SAKS: Healy, now 30, had been using drugs on and off since she was 18. When her only son was taken away last year, she reached out to Kirk.
HEALY: It was a good feeling to be close to people that had been going through the same thing and to know that there's others out there.
SAKS: Peers involved in Aaniiih Nakoda also get out and talk to kids about prevention and organize public events. Their goal is to make sure that tribal members who are struggling with addiction know they have somewhere to turn. One year in, out of 20 people who started the program, six have stuck with it, says Kirk.

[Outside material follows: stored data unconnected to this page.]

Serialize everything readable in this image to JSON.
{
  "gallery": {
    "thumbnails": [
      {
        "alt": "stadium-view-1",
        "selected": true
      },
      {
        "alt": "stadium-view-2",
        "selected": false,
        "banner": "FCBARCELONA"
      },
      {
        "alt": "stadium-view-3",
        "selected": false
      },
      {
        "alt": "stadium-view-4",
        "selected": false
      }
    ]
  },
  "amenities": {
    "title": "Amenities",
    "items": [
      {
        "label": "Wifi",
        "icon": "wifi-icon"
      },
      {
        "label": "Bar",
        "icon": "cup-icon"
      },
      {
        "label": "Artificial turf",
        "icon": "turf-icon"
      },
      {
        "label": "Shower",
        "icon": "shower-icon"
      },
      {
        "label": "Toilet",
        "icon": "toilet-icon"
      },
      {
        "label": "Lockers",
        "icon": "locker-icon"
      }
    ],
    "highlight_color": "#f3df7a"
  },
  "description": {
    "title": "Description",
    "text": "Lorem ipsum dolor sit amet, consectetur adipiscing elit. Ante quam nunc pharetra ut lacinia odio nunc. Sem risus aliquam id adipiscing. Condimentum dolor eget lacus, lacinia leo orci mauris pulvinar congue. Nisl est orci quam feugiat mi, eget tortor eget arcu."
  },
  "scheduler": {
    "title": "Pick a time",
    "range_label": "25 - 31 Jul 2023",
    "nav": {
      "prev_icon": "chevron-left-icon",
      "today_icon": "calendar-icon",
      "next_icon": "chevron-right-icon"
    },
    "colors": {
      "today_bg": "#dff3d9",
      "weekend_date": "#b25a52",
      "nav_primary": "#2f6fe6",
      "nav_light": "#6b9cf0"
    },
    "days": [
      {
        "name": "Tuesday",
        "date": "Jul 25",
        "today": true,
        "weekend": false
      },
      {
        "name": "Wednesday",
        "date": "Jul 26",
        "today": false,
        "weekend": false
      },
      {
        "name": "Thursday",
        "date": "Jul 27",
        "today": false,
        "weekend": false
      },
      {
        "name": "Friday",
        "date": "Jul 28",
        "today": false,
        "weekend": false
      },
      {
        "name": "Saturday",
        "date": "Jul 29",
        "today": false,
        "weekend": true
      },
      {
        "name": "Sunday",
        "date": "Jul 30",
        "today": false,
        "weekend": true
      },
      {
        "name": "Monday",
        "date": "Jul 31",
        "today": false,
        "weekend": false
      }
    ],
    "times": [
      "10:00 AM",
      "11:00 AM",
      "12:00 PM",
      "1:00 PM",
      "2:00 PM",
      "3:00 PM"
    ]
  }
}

KIRK: Well, that's three times than what I had planned for. It's a small - you know, a very small dent. But I'm excited because if we can have six in a year, then maybe we can double those results this year.
SAKS: Ideally, though, says Dr. Aaron Wernham of the Montana Healthcare Foundation, addiction needs to be treated like a chronic illness and care would include a team of primary care doctors working next to behavioral health professionals.
AARON WERNHAM: Peer recovery fits in very well with it, but if you decided you were just going to build a whole treatment system around peer recovery you probably wouldn't end up getting the results you want.
SAKS: The challenge is how to bring that kind of comprehensive care to Fort Belknap. Wernham estimates that less than 10 percent of Montanans with a substance use problem receive treatment. And the problems are worse on reservations. On Fort Belknap, Kirk's grassroots peer program is one of the only options people there have. And she's intent on doing that work no matter what.
KIRK: You have to keep your phone on because addiction don't sleep, and normally we don't either.
SAKS: For NPR News, I'm Nora Saks.
(SOUNDBITE OF VIKTOR KRAUSS' "OVERCAST")
GARCIA-NAVARRO: This story is part of a reporting partnership with NPR, Montana Public Radio and Kaiser Health News.